- Issues relating to development and management of Social Sector/Services relating to Health, Education, Human Resources.
Fixed Dose Combinations (FDCs)
What to study?
For Prelims: Meaning of FDCs.
For Mains: FDCs- why are they popular, concerns associated and the need for measures to check their quality and standard.
Context: A drug advisory body sub-committee has asked pharmaceutical companies to prove that 324 combination medicines are safe and effective for patients to consume in order to decide whether these drugs should continue to be sold in India.
What’s the issue now?
- Fixed dose combinations (FDCs) were declared “irrational” by a Health Ministry expert committee set up in 2014.
- To give an opportunity to drug makers to defend the 324 FDCs, the sub-committee has given the companies until June 30 to submit and present “precise data”.
As of April, the CDSCO had approved 1,288 FDCs. This is disproportionately high compared with the availability in a tightly regulated market like USFDA, which has only a few hundred approved FDCs.
- The problem of unapproved FDCs mainly affects those who get treated in the private sector. In the absence of a strong pharmacovigilance mechanism in India, there is no data on adverse events of these unapproved FDCs.
What’s ailing the system?
There are multiple deficiencies in the CDSCO’s approval process for FDCs. Main amongst them are institutional problems such as understaffing, lack of skills, and inadequate infrastructure. However, the most significant issue is the issuance of manufacturing licenses by the State Licensing Authority without the prior clearance of the Drug Controller General of India DCG(I), the head of CDSCO.
What are FDCs?
An FDC is a cocktail of two or more active drug ingredients in a fixed ratio of doses. According to US healthcare provider IMS Health, almost half the drugs sold in India in 2014 were FDC, making it a world leader in combination drugs.

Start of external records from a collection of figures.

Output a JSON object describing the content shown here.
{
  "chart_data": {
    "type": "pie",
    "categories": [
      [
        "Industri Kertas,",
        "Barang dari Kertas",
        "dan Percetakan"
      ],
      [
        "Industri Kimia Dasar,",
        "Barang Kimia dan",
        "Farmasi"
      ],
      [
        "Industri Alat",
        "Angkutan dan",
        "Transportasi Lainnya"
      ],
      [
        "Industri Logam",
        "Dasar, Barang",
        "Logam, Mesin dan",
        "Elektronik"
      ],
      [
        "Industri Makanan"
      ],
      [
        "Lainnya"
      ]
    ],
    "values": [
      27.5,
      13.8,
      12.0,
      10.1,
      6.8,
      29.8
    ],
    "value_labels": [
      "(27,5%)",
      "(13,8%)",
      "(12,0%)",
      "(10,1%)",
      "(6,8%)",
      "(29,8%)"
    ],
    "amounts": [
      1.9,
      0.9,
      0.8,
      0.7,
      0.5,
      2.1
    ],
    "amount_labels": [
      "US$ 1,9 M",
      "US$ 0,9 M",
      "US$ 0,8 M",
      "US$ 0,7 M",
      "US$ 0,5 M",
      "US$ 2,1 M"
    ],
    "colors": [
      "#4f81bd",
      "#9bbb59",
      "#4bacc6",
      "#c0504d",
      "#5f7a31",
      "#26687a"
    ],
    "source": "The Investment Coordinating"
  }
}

Why are they popular in India?
FDCs’ popularity in India is due to advantages such as increased efficacy, better compliance, reduced cost and simpler logistics of distribution. FDCs have shown to be particularly useful in the treatment of infectious diseases like HIV, malaria and tuberculosis, where giving multiple antimicrobial agents is the norm. FDCs are also useful for chronic conditions especially, when multiple disorders co-exist.